When CE providers and supporters participate in educational programs that address real-world public health crises, they can expect to gain key insights into barriers within the healthcare ecosystem and learn how different members of the healthcare team can work together to resolve gaps in care. These insights, useful for the respective organizations, are often relevant to a wider audience. Submitting scientific abstracts at major medical meetings and publishing in peer-reviewed journals allows the findings to reach healthcare providers and stakeholders in other healthcare ecosystems who can benefit from learning about these real-world issues and benchmark the data to guide positive changes. Efforts to address a localized public health crisis can quickly expand to address similar issues at a macro level.

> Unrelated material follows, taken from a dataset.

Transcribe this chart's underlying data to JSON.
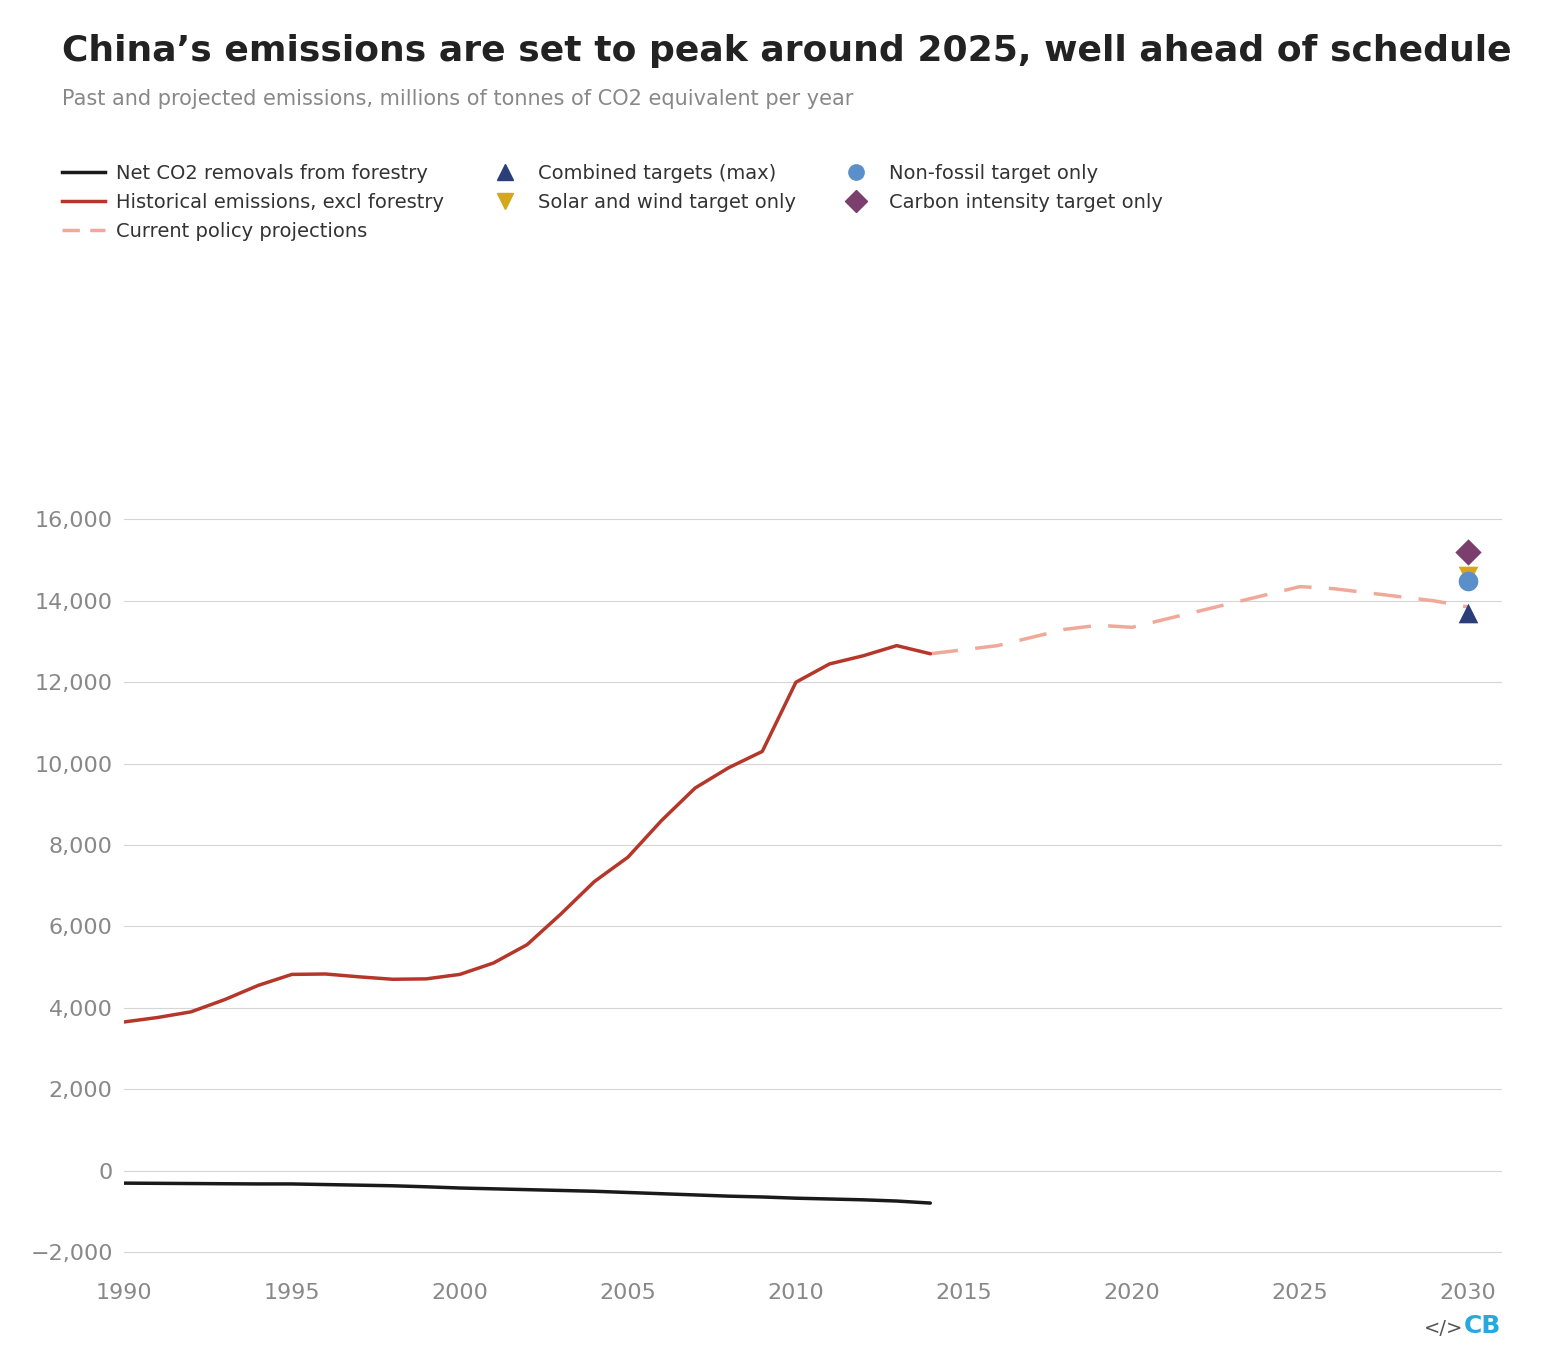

Getting out of one’s comfort zone to address localized healthcare crises requires the CE provider and the supporter to recognize opportunities for unique, interdisciplinary educational designs. The silo mentality rarely generates the innovative thinking needed in these types of initiatives. As a key collaborator, the CE provider connects people, processes and resources to achieve health improvement goals and mitigate the effects of the ongoing crisis — goals that may not be possible without a collaborative process. In this role, the CE provider will need to remain flexible about what different collaborators can and cannot bring to the table, and be ready to deploy alternative strategies if early ideas do not roll out according to plan.
Panelists and audience members contributed to the discussion in meaningful ways. Firsthand experiences with local public health crises were shared, providing unique insights into how educational initiatives meet (or fail to meet) current needs and the viability of specific approaches. Making significant strides at the macro level frequently starts with developing educational programs to meet specific needs at the micro level. Often, this is where supporters see the greatest successes, as providers assemble collaborators and program designs that can take a localized “deep dive” into the public health concern. Success also hinges on CE providers’ sensitivity to healthcare providers’ time constraints and ability to identify educational interventions that are manageable within the construct of the healthcare provider’s day-to-day responsibilities.
Additionally, CE providers and their supporters must recognize the limitations and strengths of different partners and collaborators. CE providers should be selecting new partnerships that make up for what is lacking in the existing team. Star lineups can take on many forms and may include partners as diverse as a public health agency, a patient advocacy organization and a technology provider — all aligned to achieve a common goal.